In contrast to Donald Trump, whose ideology changes with his
current audience, Sanders is a rigid and strident ideologue. There is no
indication that Judge Chen is similarly aligned; however, his unrestrained and
overly-exuberant rejection of Uber Technologies’ silly argument would indicate
the kind of judicial temperament suitable for a Sanders nomination.
Judge Claudia Wilken,
U.S. District Court, Northern District, California: For context, courts
have begun to tiptoe into the vocabulary of “athletic labor” when ruling on
claims by NCAA players (for more, see my Arizona
Law Review article, “Courts and the Future of ‘Athletic Labor’ in College
Sports,” http://arizonalawreview.org/courts-and-the-future-of-athletic-labor-in-college-sports/).

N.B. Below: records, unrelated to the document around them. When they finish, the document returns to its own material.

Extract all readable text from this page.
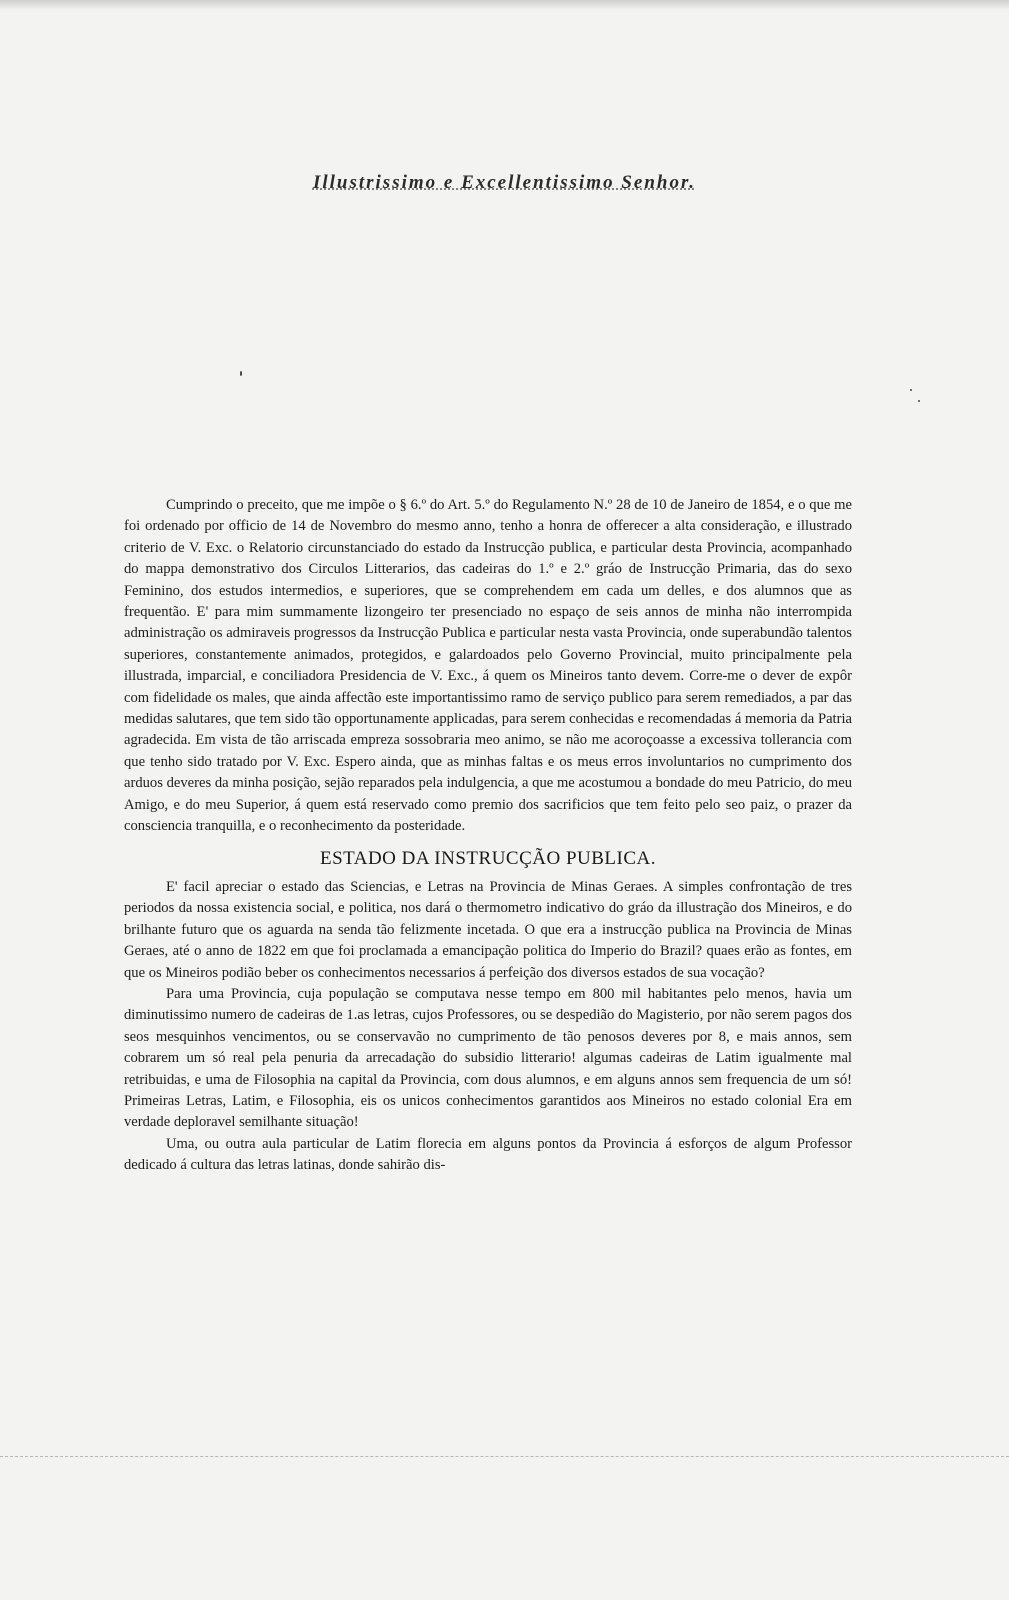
Illustrissimo e Excellentissimo Senhor.

Cumprindo o preceito, que me impõe o § 6.º do Art. 5.º do Regulamento N.º 28 de 10 de Janeiro de 1854, e o que me foi ordenado por officio de 14 de Novembro do mesmo anno, tenho a honra de offerecer a alta consideração, e illustrado criterio de V. Exc. o Relatorio circunstanciado do estado da Instrucção publica, e particular desta Provincia, acompanhado do mappa demonstrativo dos Circulos Litterarios, das cadeiras do 1.º e 2.º gráo de Instrucção Primaria, das do sexo Feminino, dos estudos intermedios, e superiores, que se comprehendem em cada um delles, e dos alumnos que as frequentão. E' para mim summamente lizongeiro ter presenciado no espaço de seis annos de minha não interrompida administração os admiraveis progressos da Instrucção Publica e particular nesta vasta Provincia, onde superabundão talentos superiores, constantemente animados, protegidos, e galardoados pelo Governo Provincial, muito principalmente pela illustrada, imparcial, e conciliadora Presidencia de V. Exc., á quem os Mineiros tanto devem. Corre-me o dever de expôr com fidelidade os males, que ainda affectão este importantissimo ramo de serviço publico para serem remediados, a par das medidas salutares, que tem sido tão opportunamente applicadas, para serem conhecidas e recomendadas á memoria da Patria agradecida. Em vista de tão arriscada emprezа sossobraria meo animo, se não me acoroçoasse a excessiva tollerancia com que tenho sido tratado por V. Exc. Espero ainda, que as minhas faltas e os meus erros involuntarios no cumprimento dos arduos deveres da minha posição, sejão reparados pela indulgencia, a que me acostumou a bondade do meu Patricio, do meu Amigo, e do meu Superior, á quem está reservado como premio dos sacrificios que tem feito pelo seo paiz, o prazer da consciencia tranquilla, e o reconhecimento da posteridade.

ESTADO DA INSTRUCÇÃO PUBLICA.

E' facil apreciar o estado das Sciencias, e Letras na Provincia de Minas Geraes. A simples confrontação de tres periodos da nossa existencia social, e politica, nos dará o thermometro indicativo do gráo da illustração dos Mineiros, e do brilhante futuro que os aguarda na senda tão felizmente incetada. O que era a instrucção publica na Provincia de Minas Geraes, até o anno de 1822 em que foi proclamada a emancipação politica do Imperio do Brazil? quaes erão as fontes, em que os Mineiros podião beber os conhecimentos necessarios á perfeição dos diversos estados de sua vocação?

Para uma Provincia, cuja população se computava nesse tempo em 800 mil habitantes pelo menos, havia um diminutissimo numero de cadeiras de 1.as letras, cujos Professores, ou se despedião do Magisterio, por não serem pagos dos seos mesquinhos vencimentos, ou se conservavão no cumprimento de tão penosos deveres por 8, e mais annos, sem cobrarem um só real pela penuria da arrecadação do subsidio litterario! algumas cadeiras de Latim igualmente mal retribuidas, e uma de Filosophia na capital da Provincia, com dous alumnos, e em alguns annos sem frequencia de um só! Primeiras Letras, Latim, e Filosophia, eis os unicos conhecimentos garantidos aos Mineiros no estado colonial Era em verdade deploravel semilhante situação!

Uma, ou outra aula particular de Latim florecia em alguns pontos da Provincia á esforços de algum Professor dedicado á cultura das letras latinas, donde sahirão dis-
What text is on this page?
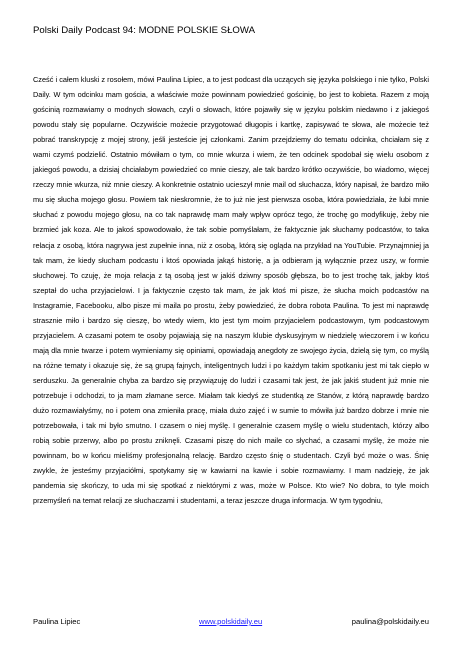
Polski Daily Podcast 94: MODNE POLSKIE SŁOWA

Cześć i całem kluski z rosołem, mówi Paulina Lipiec, a to jest podcast dla uczących się języka polskiego i nie tylko, Polski Daily. W tym odcinku mam gościa, a właściwie może powinnam powiedzieć gościnię, bo jest to kobieta. Razem z moją gościnią rozmawiamy o modnych słowach, czyli o słowach, które pojawiły się w języku polskim niedawno i z jakiegoś powodu stały się popularne. Oczywiście możecie przygotować długopis i kartkę, zapisywać te słowa, ale możecie też pobrać transkrypcję z mojej strony, jeśli jesteście jej członkami. Zanim przejdziemy do tematu odcinka, chciałam się z wami czymś podzielić. Ostatnio mówiłam o tym, co mnie wkurza i wiem, że ten odcinek spodobał się wielu osobom z jakiegoś powodu, a dzisiaj chciałabym powiedzieć co mnie cieszy, ale tak bardzo krótko oczywiście, bo wiadomo, więcej rzeczy mnie wkurza, niż mnie cieszy. A konkretnie ostatnio ucieszył mnie mail od słuchacza, który napisał, że bardzo miło mu się słucha mojego głosu. Powiem tak nieskromnie, że to już nie jest pierwsza osoba, która powiedziała, że lubi mnie słuchać z powodu mojego głosu, na co tak naprawdę mam mały wpływ oprócz tego, że trochę go modyfikuję, żeby nie brzmieć jak koza. Ale to jakoś spowodowało, że tak sobie pomyślałam, że faktycznie jak słuchamy podcastów, to taka relacja z osobą, która nagrywa jest zupełnie inna, niż z osobą, którą się ogląda na przykład na YouTubie. Przynajmniej ja tak mam, że kiedy słucham podcastu i ktoś opowiada jakąś historię, a ja odbieram ją wyłącznie przez uszy, w formie słuchowej. To czuję, że moja relacja z tą osobą jest w jakiś dziwny sposób głębsza, bo to jest trochę tak, jakby ktoś szeptał do ucha przyjacielowi. I ja faktycznie często tak mam, że jak ktoś mi pisze, że słucha moich podcastów na Instagramie, Facebooku, albo pisze mi maila po prostu, żeby powiedzieć, że dobra robota Paulina. To jest mi naprawdę strasznie miło i bardzo się cieszę, bo wtedy wiem, kto jest tym moim przyjacielem podcastowym, tym podcastowym przyjacielem. A czasami potem te osoby pojawiają się na naszym klubie dyskusyjnym w niedzielę wieczorem i w końcu mają dla mnie twarze i potem wymieniamy się opiniami, opowiadają anegdoty ze swojego życia, dzielą się tym, co myślą na różne tematy i okazuje się, że są grupą fajnych, inteligentnych ludzi i po każdym takim spotkaniu jest mi tak ciepło w serduszku. Ja generalnie chyba za bardzo się przywiązuję do ludzi i czasami tak jest, że jak jakiś student już mnie nie potrzebuje i odchodzi, to ja mam złamane serce. Miałam tak kiedyś ze studentką ze Stanów, z którą naprawdę bardzo dużo rozmawiałyśmy, no i potem ona zmieniła pracę, miała dużo zajęć i w sumie to mówiła już bardzo dobrze i mnie nie potrzebowała, i tak mi było smutno. I czasem o niej myślę. I generalnie czasem myślę o wielu studentach, którzy albo robią sobie przerwy, albo po prostu zniknęli. Czasami piszę do nich maile co słychać, a czasami myślę, że może nie powinnam, bo w końcu mieliśmy profesjonalną relację. Bardzo często śnię o studentach. Czyli być może o was. Śnię zwykle, że jesteśmy przyjaciółmi, spotykamy się w kawiarni na kawie i sobie rozmawiamy. I mam nadzieję, że jak pandemia się skończy, to uda mi się spotkać z niektórymi z was, może w Polsce. Kto wie? No dobra, to tyle moich przemyśleń na temat relacji ze słuchaczami i studentami, a teraz jeszcze druga informacja. W tym tygodniu,

Paulina Lipiec	www.polskidaily.eu	paulina@polskidaily.eu
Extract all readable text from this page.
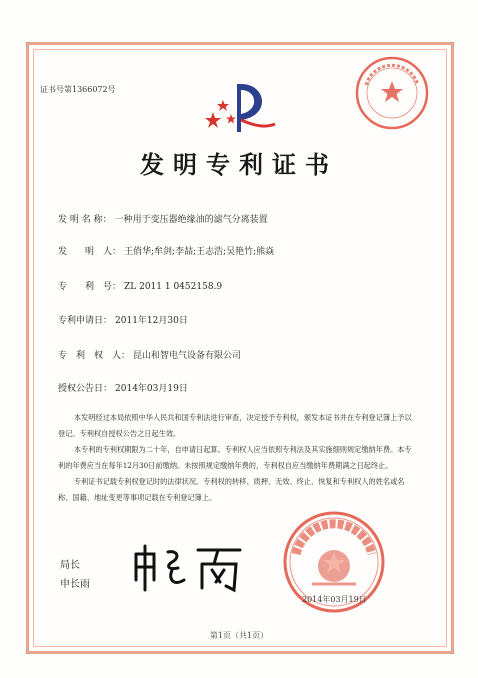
证书号第1366072号
发明专利证书
发 明 名 称： 一种用于变压器绝缘油的滤气分离装置
发　　明　人： 王俏华;牟剑;李喆;王志浩;吴艳竹;熊焱
专　　利　号： ZL 2011 1 0452158.9
专利申请日： 2011年12月30日
专　利　权　人： 昆山和智电气设备有限公司
授权公告日： 2014年03月19日

本发明经过本局依照中华人民共和国专利法进行审查，决定授予专利权，颁发本证书并在专利登记簿上予以登记。专利权自授权公告之日起生效。

本专利的专利权期限为二十年，自申请日起算。专利权人应当依照专利法及其实施细则规定缴纳年费。本专利的年费应当在每年12月30日前缴纳。未按照规定缴纳年费的，专利权自应当缴纳年费期满之日起终止。

专利证书记载专利权登记时的法律状况。专利权的转移、质押、无效、终止、恢复和专利权人的姓名或名称、国籍、地址变更等事项记载在专利登记簿上。

局长
申长雨
2014年03月19日
第1页（共1页）
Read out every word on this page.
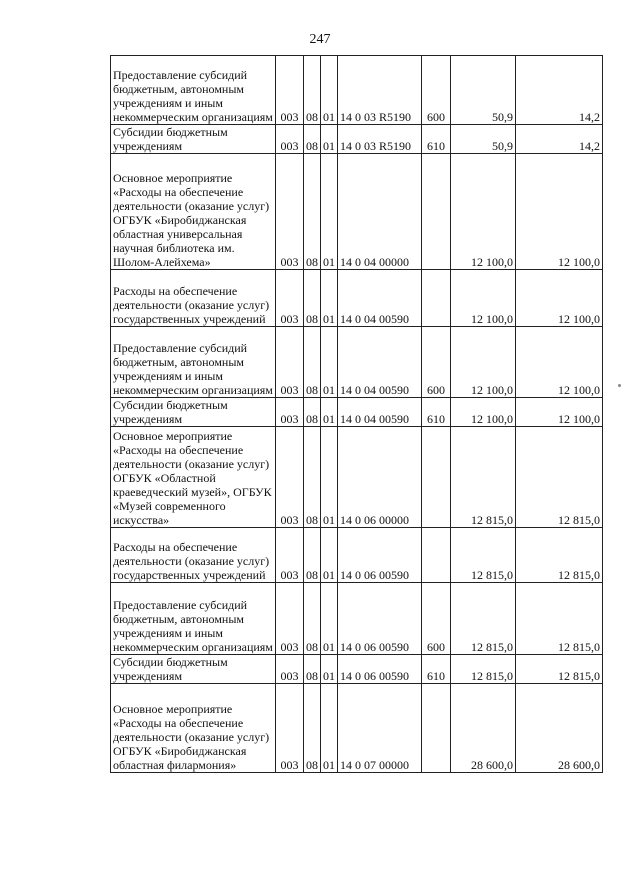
247
Предоставление субсидий бюджетным, автономным учреждениям и иным некоммерческим организациям	003	08	01	14 0 03 R5190	600	50,9	14,2
Субсидии бюджетным учреждениям	003	08	01	14 0 03 R5190	610	50,9	14,2
Основное мероприятие «Расходы на обеспечение деятельности (оказание услуг) ОГБУК «Биробиджанская областная универсальная научная библиотека им. Шолом-Алейхема»	003	08	01	14 0 04 00000		12 100,0	12 100,0
Расходы на обеспечение деятельности (оказание услуг) государственных учреждений	003	08	01	14 0 04 00590		12 100,0	12 100,0
Предоставление субсидий бюджетным, автономным учреждениям и иным некоммерческим организациям	003	08	01	14 0 04 00590	600	12 100,0	12 100,0
Субсидии бюджетным учреждениям	003	08	01	14 0 04 00590	610	12 100,0	12 100,0
Основное мероприятие «Расходы на обеспечение деятельности (оказание услуг) ОГБУК «Областной краеведческий музей», ОГБУК «Музей современного искусства»	003	08	01	14 0 06 00000		12 815,0	12 815,0
Расходы на обеспечение деятельности (оказание услуг) государственных учреждений	003	08	01	14 0 06 00590		12 815,0	12 815,0
Предоставление субсидий бюджетным, автономным учреждениям и иным некоммерческим организациям	003	08	01	14 0 06 00590	600	12 815,0	12 815,0
Субсидии бюджетным учреждениям	003	08	01	14 0 06 00590	610	12 815,0	12 815,0
Основное мероприятие «Расходы на обеспечение деятельности (оказание услуг) ОГБУК «Биробиджанская областная филармония»	003	08	01	14 0 07 00000		28 600,0	28 600,0
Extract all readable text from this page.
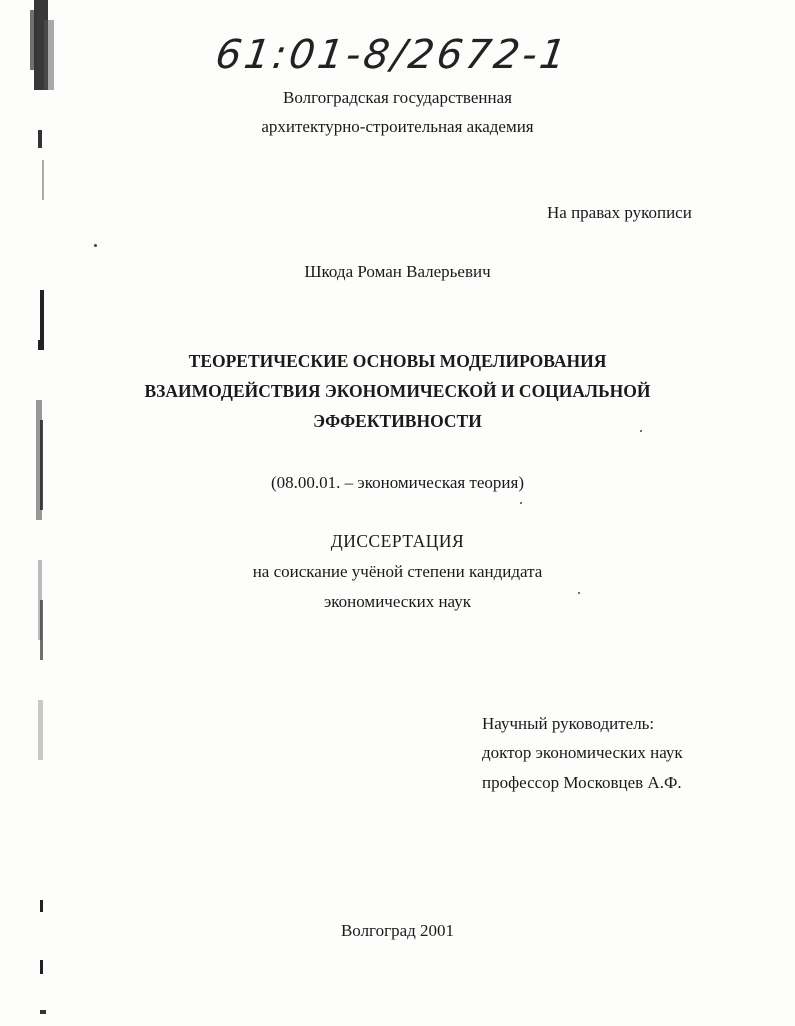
61:01-8/2672-1
Волгоградская государственная
архитектурно-строительная академия
На правах рукописи
Шкода Роман Валерьевич
ТЕОРЕТИЧЕСКИЕ ОСНОВЫ МОДЕЛИРОВАНИЯ
ВЗАИМОДЕЙСТВИЯ ЭКОНОМИЧЕСКОЙ И СОЦИАЛЬНОЙ
ЭФФЕКТИВНОСТИ
(08.00.01. – экономическая теория)
ДИССЕРТАЦИЯ
на соискание учёной степени кандидата
экономических наук
Научный руководитель:
доктор экономических наук
профессор Московцев А.Ф.
Волгоград 2001
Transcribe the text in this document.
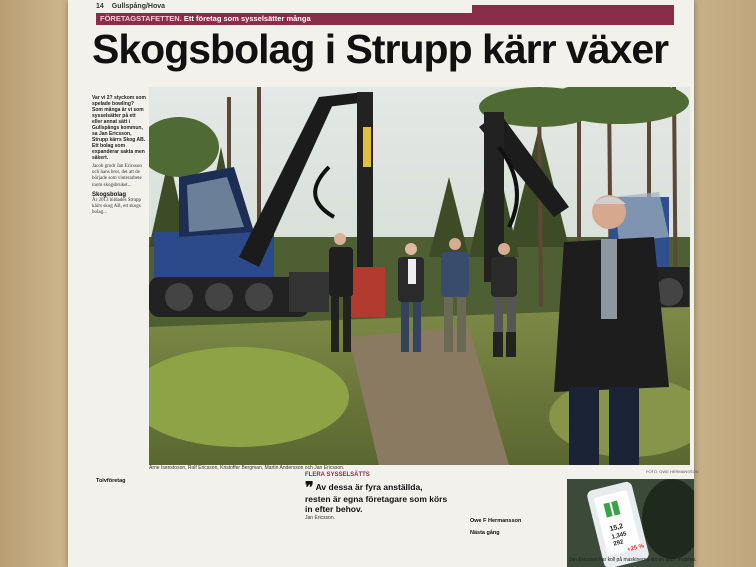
14 Gullspång/Hova
FÖRETAGSTAFETTEN. Ett företag som sysselsätter många
Skogsbolag i Strupp kärr växer
Var vi 2? styckom som spelade bowling? Som många är vi som sysselsätter på ett eller annat sätt i Gullspångs kommun, sa Jan Ericsson, Strupp kärrs Skog AB. Ett bolag som expanderar sakta men säkert.
Jacob grodr Jan Ericsson och hans bror, det att de började som vinterarbete inom skogsbruket...
Skogsbolag
År 2013 bildades Strupp kärrs skog AB, ett skogs bolag...
Arne Isenstoson, Rolf Ericsson, Kristoffer Bergman, Martin Andersson och Jan Ericsson.
FOTO: OWE HERMANSSON
Tolvföretag
FLERA SYSSELSÄTTS
❞ Av dessa är fyra anställda, resten är egna företagare som körs in efter behov.
Jan Ericsson.	Owe F Hermansson
Nästa gång
15,2
1,345
292 +25 %
Jan Ericsson har koll på maskinerna via en app i mobilen.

In 2014, Judge Wilken ruled for former UCLA basketball star, Ed O’Bannon, and
his class action co-plaintiffs. At issue was the widespread commercial
exploitation by NCAA schools of athletes’ images and likenesses without sharing
the wealth with players. The NCAA’s position was indefensibly greedy and
hypocritical, grounded in the idea that these players were student athletes
whose receipt of licensing revenues would spoil their amateur status.
Sanders might like Judge Wilken’s completely arbitrary award
of damages to NCAA athletes. She ordered the NCAA to pay each player up to
$5,000 per year. Sanders might also like the rough-justice approach taken by
Judge Wilken. She pulled that figure from a brief interchange during plaintiffs’
cross-examination of one of the NCAA’s witnesses. Under oath, Neal Pilson, a
television sports consultant formerly employed at CBS, made the unremarkable
statement, “if you’re paid for your performance, you’re not an amateur.” He was
pressed on cross exam to guess the NIL (name-image-likeness) value for NCAA
student athletes. After declining to guess several times, he caved and said: “I
tell you that a million dollars would trouble me and $5,000 wouldn’t, but that’s
a pretty good range.”
The Ninth Circuit— a court that tilts in favor of employees—
overturned this key part of Judge Wilken’s ruling. But to Bernie Sanders, results trump process;
and so, a judge who wildly guesses at damages in a way that transfers billions
of dollars from a big, bad monopoly to oppressed college athletes would be a
plus for Judge Wilken.
Justice Mary Kristina
Pickering, Nevada Supreme Court: Justice Pickering wrote a carefully
reasoned and exhaustively researched opinion in Terry v. Sapphire Gentlemen’s Club, 336 P.3d 951 (2014). I admit, I
like the ruling; and I feature it in my forthcoming article, “Bare Minimum:
Stripping Pay for Independent Contractors in the Share Economy,” in the Journal of Women and the Law (2017).
Strip clubs are more abusive to women than people realize. Clubs eschew
employment in favor of independent contracting with dancers. They pay no wages
or benefits; patrons pay dancers with fees and tips. But clubs extract entry
fees to work; require renting of dressing rooms and stage time; and compel
tip-sharing with DJs, emcees, house moms, bouncers and bartenders. By
transmuting employment into tenant and contractor relationships, clubs monetize
a dancer’s labor into phony assets that pay for her co-workers.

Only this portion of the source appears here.